Readers must be asking what all this has to do with the governance of the health system. Governance weaknesses and the consequent corruption in the country is the sum total of governance problems and ongoing corruption in all sectors. No sector can be singled out and improved entirely and sustainably in isolation. All sectors are intertwined and interdependent.
Take public procurement in the health sector. Who doesn’t know of the level of corruption in public medical procurement and the low quality of medicines supplied by companies through government tenders? Public sector health managers and professionals benefit through commissions from suppliers of medical equipment and expensive machinery, pharmacies and diagnostic labs. These are open secrets of day-to-day life at public sector hospitals. And, there is hardly any regulation of these practices in the private sector.

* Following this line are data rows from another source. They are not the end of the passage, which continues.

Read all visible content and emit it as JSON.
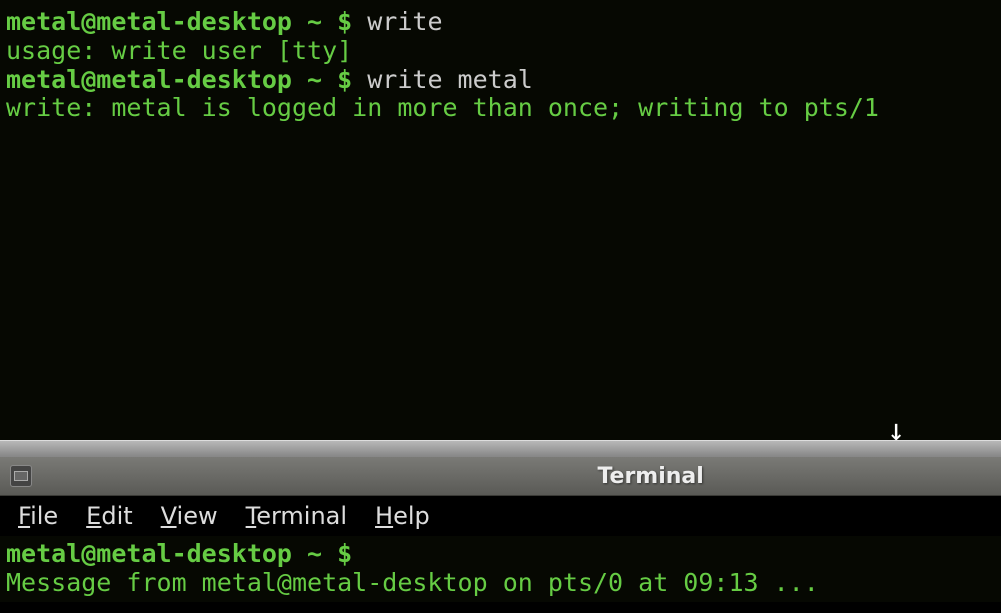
{
  "top": {
    "line1": {
      "prompt": "metal@metal-desktop ",
      "path": "~ ",
      "dollar": "$ ",
      "cmd": "write"
    },
    "line2": "usage: write user [tty]",
    "line3": {
      "prompt": "metal@metal-desktop ",
      "path": "~ ",
      "dollar": "$ ",
      "cmd": "write metal"
    },
    "line4": "write: metal is logged in more than once; writing to pts/1"
  },
  "window": {
    "title": "Terminal"
  },
  "menu": {
    "file": "File",
    "edit": "Edit",
    "view": "View",
    "terminal": "Terminal",
    "help": "Help"
  },
  "bottom": {
    "line1": {
      "prompt": "metal@metal-desktop ",
      "path": "~ ",
      "dollar": "$"
    },
    "line2": "Message from metal@metal-desktop on pts/0 at 09:13 ..."
  }
}
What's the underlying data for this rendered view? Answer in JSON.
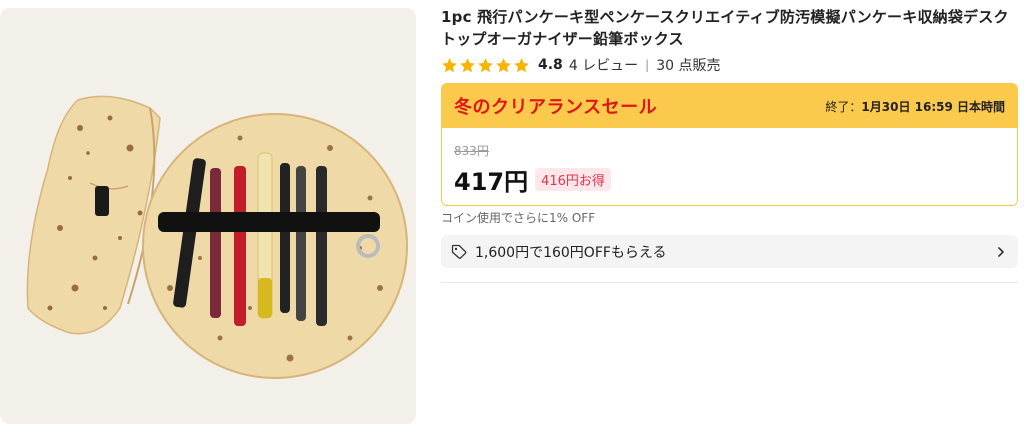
{
  "product": {
    "title": "1pc 飛行パンケーキ型ペンケースクリエイティブ防汚模擬パンケーキ収納袋デスクトップオーガナイザー鉛筆ボックス",
    "rating": "4.8",
    "rating_value": 4.8,
    "reviews": "4 レビュー",
    "separator": "|",
    "sold": "30 点販売",
    "image_alt_colors": {
      "tortilla": "#efd9a6",
      "spots": "#8a5a2b",
      "band": "#1a1a1a"
    }
  },
  "sale": {
    "title": "冬のクリアランスセール",
    "end_label": "終了：",
    "end_time": "1月30日 16:59 日本時間",
    "old_price": "833円",
    "price": "417円",
    "savings": "416円お得"
  },
  "coin_note": "コイン使用でさらに1% OFF",
  "coupon": {
    "icon": "tag-icon",
    "text": "1,600円で160円OFFもらえる",
    "chevron": "chevron-right-icon"
  },
  "colors": {
    "star": "#f7b500",
    "sale_banner": "#fbc94b",
    "sale_title": "#e01515",
    "savings_bg": "#fde7ea",
    "savings_text": "#e0364d"
  }
}
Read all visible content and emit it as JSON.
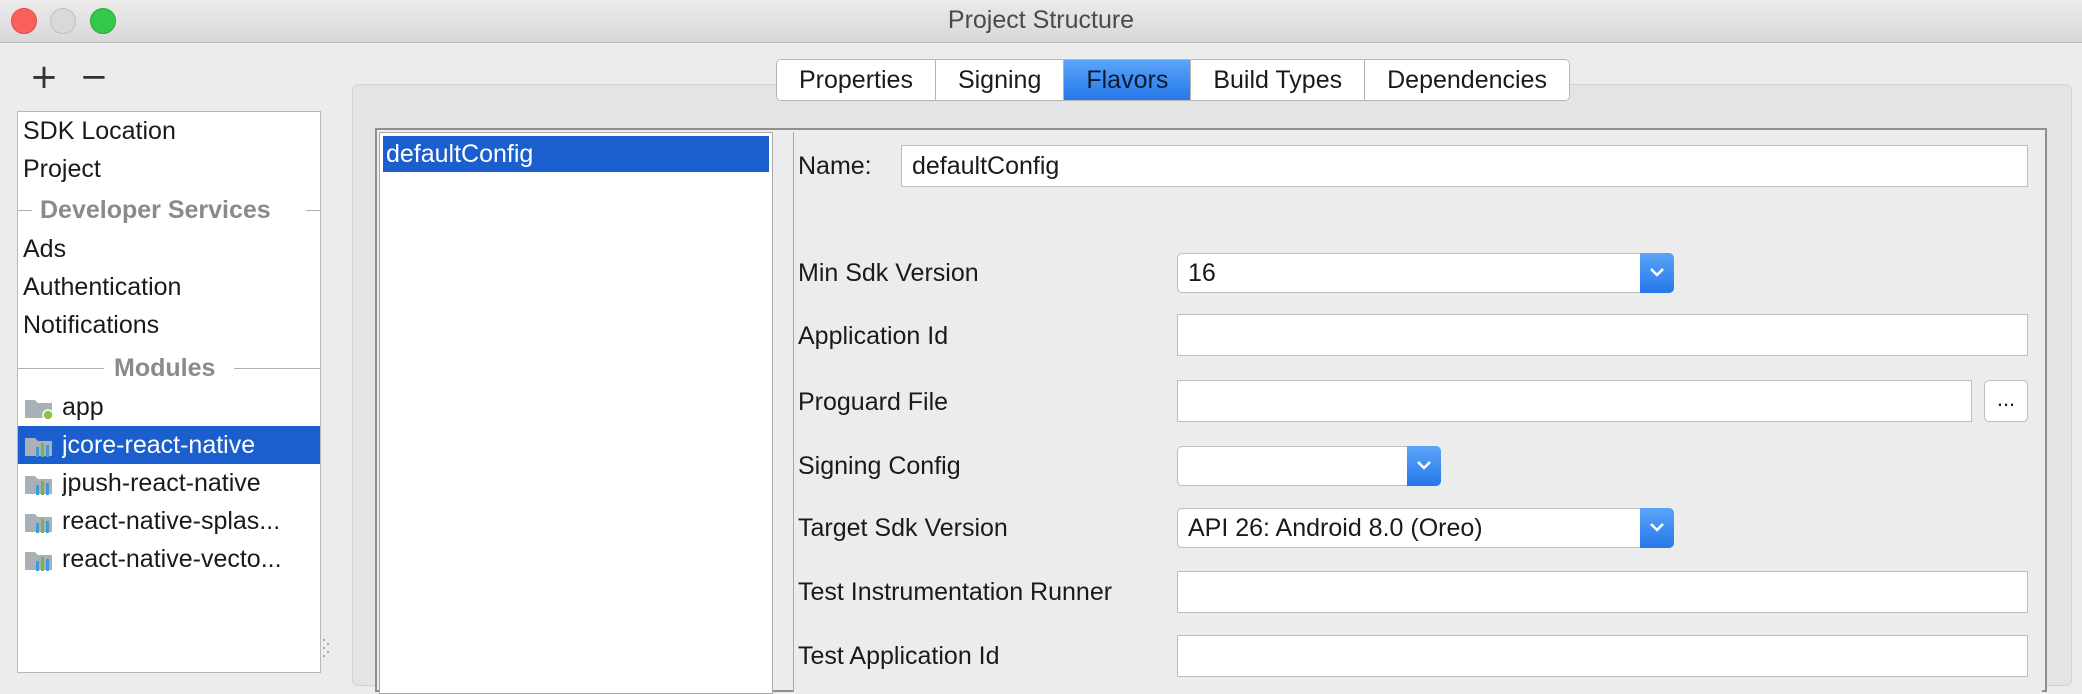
{
  "window": {
    "title": "Project Structure"
  },
  "toolbar": {
    "add": "+",
    "remove": "−"
  },
  "sidebar": {
    "items": [
      {
        "label": "SDK Location"
      },
      {
        "label": "Project"
      }
    ],
    "developer_services": {
      "header": "Developer Services",
      "items": [
        {
          "label": "Ads"
        },
        {
          "label": "Authentication"
        },
        {
          "label": "Notifications"
        }
      ]
    },
    "modules": {
      "header": "Modules",
      "items": [
        {
          "label": "app",
          "icon": "android-module-folder-icon",
          "selected": false
        },
        {
          "label": "jcore-react-native",
          "icon": "library-module-icon",
          "selected": true
        },
        {
          "label": "jpush-react-native",
          "icon": "library-module-icon",
          "selected": false
        },
        {
          "label": "react-native-splas...",
          "icon": "library-module-icon",
          "selected": false
        },
        {
          "label": "react-native-vecto...",
          "icon": "library-module-icon",
          "selected": false
        }
      ]
    }
  },
  "tabs": [
    {
      "label": "Properties",
      "active": false
    },
    {
      "label": "Signing",
      "active": false
    },
    {
      "label": "Flavors",
      "active": true
    },
    {
      "label": "Build Types",
      "active": false
    },
    {
      "label": "Dependencies",
      "active": false
    }
  ],
  "flavors": {
    "items": [
      {
        "label": "defaultConfig",
        "selected": true
      }
    ]
  },
  "form": {
    "name": {
      "label": "Name:",
      "value": "defaultConfig"
    },
    "min_sdk": {
      "label": "Min Sdk Version",
      "value": "16"
    },
    "application_id": {
      "label": "Application Id",
      "value": ""
    },
    "proguard_file": {
      "label": "Proguard File",
      "value": "",
      "browse": "..."
    },
    "signing_config": {
      "label": "Signing Config",
      "value": ""
    },
    "target_sdk": {
      "label": "Target Sdk Version",
      "value": "API 26: Android 8.0 (Oreo)"
    },
    "test_runner": {
      "label": "Test Instrumentation Runner",
      "value": ""
    },
    "test_app_id": {
      "label": "Test Application Id",
      "value": ""
    }
  },
  "colors": {
    "selection": "#1b5fce",
    "accent_blue": "#2478e9",
    "close": "#fc605b",
    "maximize": "#34c84a"
  }
}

At the macro level, health governance is marred by unclear federal and provincial functions and lack of coordination on important public health issues of national concern. There is a general lack of transparency and accountability, as in all other sectors. The issue of lack of administrative and managerial capacity cuts across the sector. There is also the issue of generalist civil servants making big technical decisions with far-reaching economic and health implications, and technical people not understanding the rules of business of government. Lack of coordination between the health and population sectors has affected both for too long and merging them has been a political issue. The list goes on and on.
As citizens of the state, health professionals or otherwise, it is imperative to understand the larger extractive political system, the issues of governance and corruption, develop a collective consciousness and take action. Without understanding the macro, the micro cannot be fixed. Before this IMF report fades away, society and citizen groups in all sectors need to read it and relate to it through their own lives and the sectors in which they work.
The writer is a former SAPM on health with ministerial status, adjunct professor of health systems and president of the Pakistan Association of Lifestyle Medicine.